The Chalice and the Crown is about Sasha, a rising ballet star drawn into a magical world when she sleeps. In this world, she is a thrall, a slave who has no memories and exists only to serve her mistress. As she is drawn further into this world, her body and mind back in her world rapidly decline. As she breaks her mindless thrall state, she also seeks a way back to her real life. This story is dark and contains violent and upsetting content. Kassandra Flamouri includes a content warning right at the beginning, which I greatly appreciated, as will many other readers.

I had a very hard time getting into this book at first. The narrative felt disjointed and confusing. We never see how Sasha first comes to enter the other world and we are only told about her sufferings before being bought instead of actually seeing them. Large periods of time are skipped over during her decline in reality, and I felt it would have been better to see this to truly understand what Sasha loses in all this. Part of the confusion comes from Sasha herself being confused. She loses her memories after being made into a thrall and they only come back in snippets. I understand what Flamouri was trying to do here; the reader is supposed to be experiencing the same confusion Sasha feels. However, I think understanding the events taking place ultimately makes for a better reading experience.
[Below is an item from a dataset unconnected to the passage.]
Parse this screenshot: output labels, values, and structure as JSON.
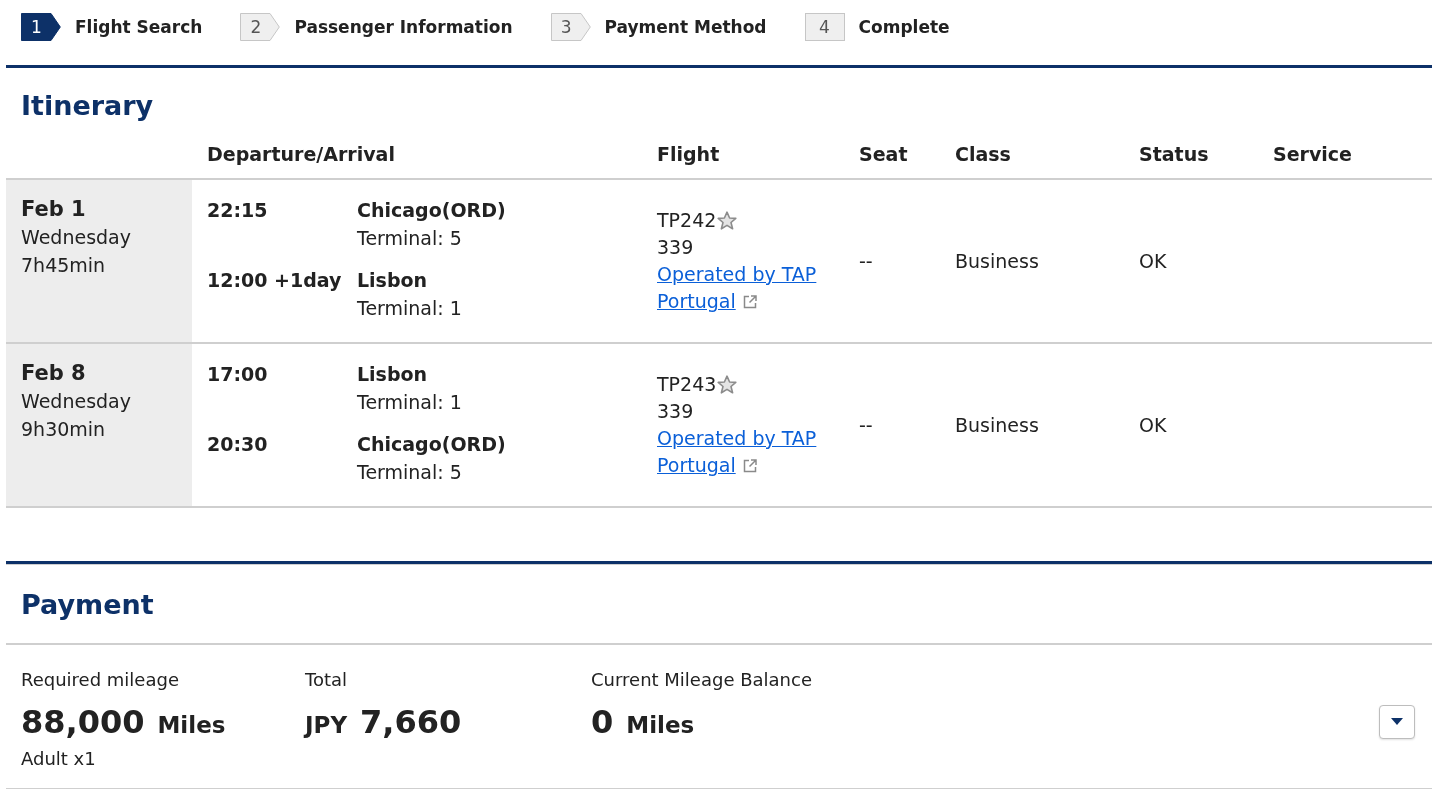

The book started to pick up for me around the 30% mark. Sasha breaks out of the thrall state, regains her memories, and becomes more aware of what’s going on around her. Flamouri has created a fascinating and unique world. I was interested to see more of it and explore the magic system further.  I also appreciated the focus on relationships between women. All of Sasha’s most meaningful relationships, at least until the point I stopped at, are with women. She is raised by her grandmother and Emily, an employee turned family, after the death of her mother. In the fantasy world, she has Sadra, who is trying to free her from slavery and befriends her in the process, and Dove, a fellow thrall who has also broken out of the mindless state. I love books that involve female friendships and I’m glad that it seems to be an upward trend recently.

I ultimately stopped reading due to a scene around the halfway point of violent animal death. To be fair, animal death is in the content warning at the beginning. By the time I reached the scene, I had completely forgotten about that. However, it is a topic that I’m very sensitive to and, for me, there is a big difference between regular animal death and violent animal death. With regular animal death, I might cry a lot but I can ultimately make it through. With violent animal death, it upsets me so much that I have difficulty continuing on with the book, especially if it’s an animal I have come to care about a lot over the course of the story. That’s exactly what happened here.

Overall, this is by no means a bad book and I recommend checking it out if you’re interested in dark, psychological fantasy. I may eventually come back to it when I feel I’m in a better state of mind to read it because I am interested to know how the story ends. I’m just not emotionally capable of handling the content right now.